Conséquences, pour la théologie, imposées par le dispositif ternaire

(218) Pour la théologie, comme il a été dit, deux conséquences à nouveau s’imposent :

– 1/ La théologie eucharistique, la seule possible, s’exerce à parcourir l’écart du texte (signes) au référent, des verba au Verbe. Dans cet écart, le Verbe indicible sature d’absolu chacun des signes de son texte : l’absolu du référent rejaillit pour ainsi dire sur le plus trivial des signes – dont chacun prend un sens spirituel. Le texte, où se fixe en signes verbaux l’effet de sens du Verbe, en consigne l’incommensurabilité : les Ecritures aussi dépassent les limites du monde (Jean 19,30 = 21,35). Le texte échappe à la propriété de ses producteurs littéraires pour se laisser pour ainsi dire aspirer par le Verbe : ou plutôt, il en prend l’empreinte « objective » au même titre que les disciples reçoivent, du Verbe une figure objective : l’apostolicité. Car le texte lui aussi devient apostolique, envoyé par lui-même, pour aller là où il ne voulait aller…La théologie peut ainsi progresser à condition que le Verbe et son texte apparaissent bien comme donnés une fois pour toutes : le déploiement historiquement indéfini des herméneutiques eucharistiques suppose, indépassable et unique, la révélation transtextuelle du Verbe. En effet, en quoi consiste la production d’une nouvelle théologie ? En une nouvelle manière de reconduire au Verbe certains verba des Ecritures, interprétation rendue possible, plus encore que par le talent d’un esprit, par le travail de l’Esprit qui dispose une communauté eucharistique dans une position où elle reproduit telle ou telle disposition du Verbe-référent, et s’identifie au Verbe, interprété sous ce rapport.

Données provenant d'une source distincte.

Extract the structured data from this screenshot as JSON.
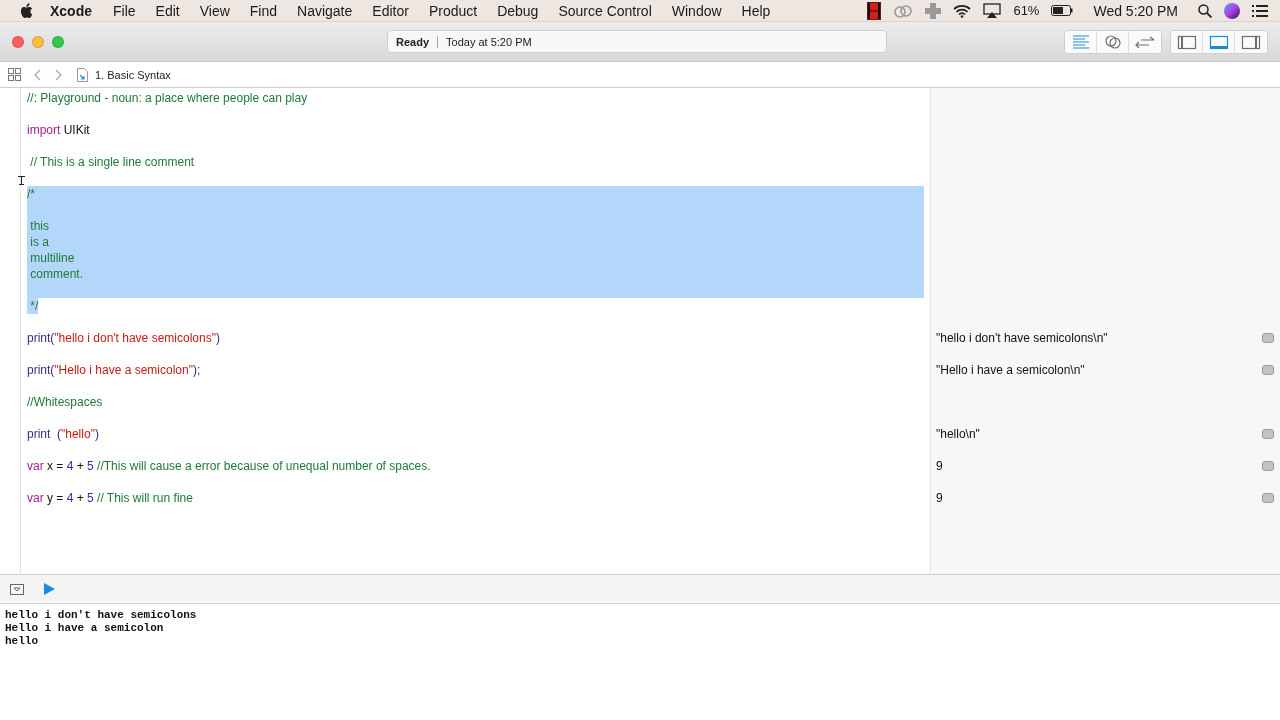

Coïncidant avec une nouvelle persona, la communauté (donc aussi le théologien qui y double l’évêque) réalise une nouvelle dimension de l’évènement originel, donc accomplit une nouvelle herméneutique de certains verba, bref signe une « nouvelle » théologie. Cette fécondité sans fin dépend de la puissance de l’Esprit qui suscite les attitudes eucharistiques (donc : pas de progrès de la théologie sans approfondissement du geste eucharistique, ce que confirment les faits). Une théologie se célèbre avant que de s’écrire – parce que « avant toutes choses et particulièrement avant la théologie, comme le dit Denys le Mystique, il faut commencer par la prière ». Pour donner une herméneutique « infinie » du teste (infini) en vue du Verbe (infini) , se mobilisent une infinité de situations vis-à-vis du point de vue du Verbe, donc une infinité d’eucharisties, célébrées par une infinité de communautés différentes, dont chacune reconduit au Verbe une parcelle des verba, à la mesure exacte de ce qu’eucharistiquement elles répètent et accueillent chacune du Verbe en personne…Le bavardage théologique souvent, comme le bricolage liturgique, atteste moins la créativité que l(impuissance à performer la répétition originelle – la réintégration au centre , la récapitulation de l’unique chef – le Christ » (Ephésiens, 1,10). Cependant, le temps se dispense avec patience, pour que notre eucharistie interprète sans trêve ni retard les verba en vue, et à partir du Verbe – jusqu’à ce qu’il revienne.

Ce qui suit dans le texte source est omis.